Transformation is well underway.

Nowadays, more media and especially travelers are starting to experience and write about the positive transformation that has taken place. Here are excellent articles that do a better job at highlighting the changes than I ever could.

Food, wilderness, art, history and infrastructure. Photos by the author.

I’ll simply summarize the positive transformation and list the existing attractions to provide some insights. Let’s start with the two most significant changes of all — the peace deal in 2016 between the Colombian government and the FARC guerilla fighters ending over 50 years of war, and the death of the infamous drug lord in the early 90s. These created an environment of hope and transformation that inspired a trendy art scene, a growth in the culinary scene and investment in infrastructure in the largest cities.

In addition, Colombia’s wealth of history and culture and incredible wilderness has moved it to the top of many young travelers’ list.

The young globetrotters are coming.

A backpacker walking on the beach
Can you hear the waves? — Photo by the author.

I’ve visited Colombia three times since October 2018 before deciding to make it my new home. It could have been at least a couple of more visits if it wasn’t for the COVID pandemic.

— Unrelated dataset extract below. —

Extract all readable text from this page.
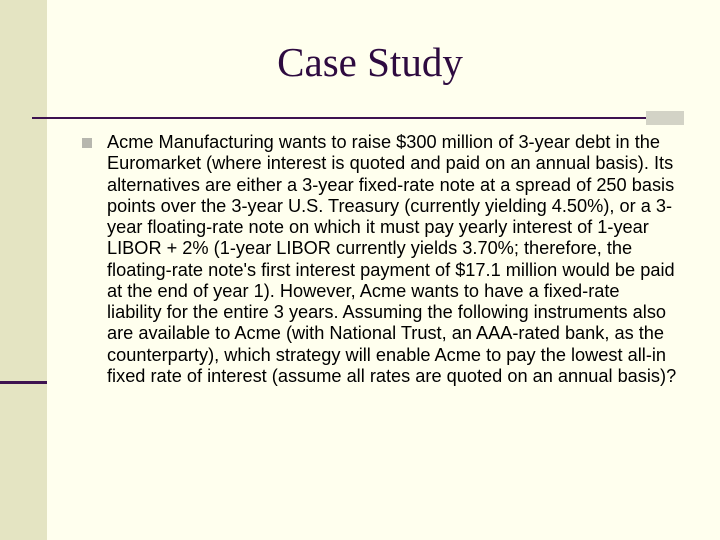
Case Study

Acme Manufacturing wants to raise $300 million of 3-year debt in the Euromarket (where interest is quoted and paid on an annual basis). Its alternatives are either a 3-year fixed-rate note at a spread of 250 basis points over the 3-year U.S. Treasury (currently yielding 4.50%), or a 3-year floating-rate note on which it must pay yearly interest of 1-year LIBOR + 2% (1-year LIBOR currently yields 3.70%; therefore, the floating-rate note's first interest payment of $17.1 million would be paid at the end of year 1). However, Acme wants to have a fixed-rate liability for the entire 3 years. Assuming the following instruments also are available to Acme (with National Trust, an AAA-rated bank, as the counterparty), which strategy will enable Acme to pay the lowest all-in fixed rate of interest (assume all rates are quoted on an annual basis)?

During my travels in Colombia, I met and saw many millennial backpackers exploring this diverse and beautiful country. This leads to my question and the title of this article. “Is Colombia the millennials’ travel hot spot in South America?”.

Based on my conversations with these young and adventurous travelers, wise beyond their years. The need for adventure, visiting new places off the beaten path, and the possibility of an extended trip due to the extraordinary currency exchange rate are significant factors in their decisions.

1 USD equals 3,800 COP (Colombian Pesos), or 1 Euro equals 4,100 COP.

Some friendly advice.

Whenever the travelers discover that I live in Colombia, I usually get asked for travel advice or tips. Here are two.

  1. An essential expression that all visitors to Colombia should learn and understand is “Dar Papaya.” The literal translation in English is “to give papaya.” In this instance, papaya is not a delicious tropical fruit; it’s your valuables. All travelers are advised not to display their valuables in public, such as storing their phone in their back pocket or any places that can be easily pickpocketed, wearing expensive watches and jewelry, keeping their bags or backpack where it is visible in their car, etc.
  2. Make every effort to connect with the locals by trying to speak the language. The goal is not to impress them with your language fluency but rather to show respect and that you’re willing to learn about their culture. You’ll be amazed at how generous and kind the Colombians can be; more importantly, you’ll create lasting memories.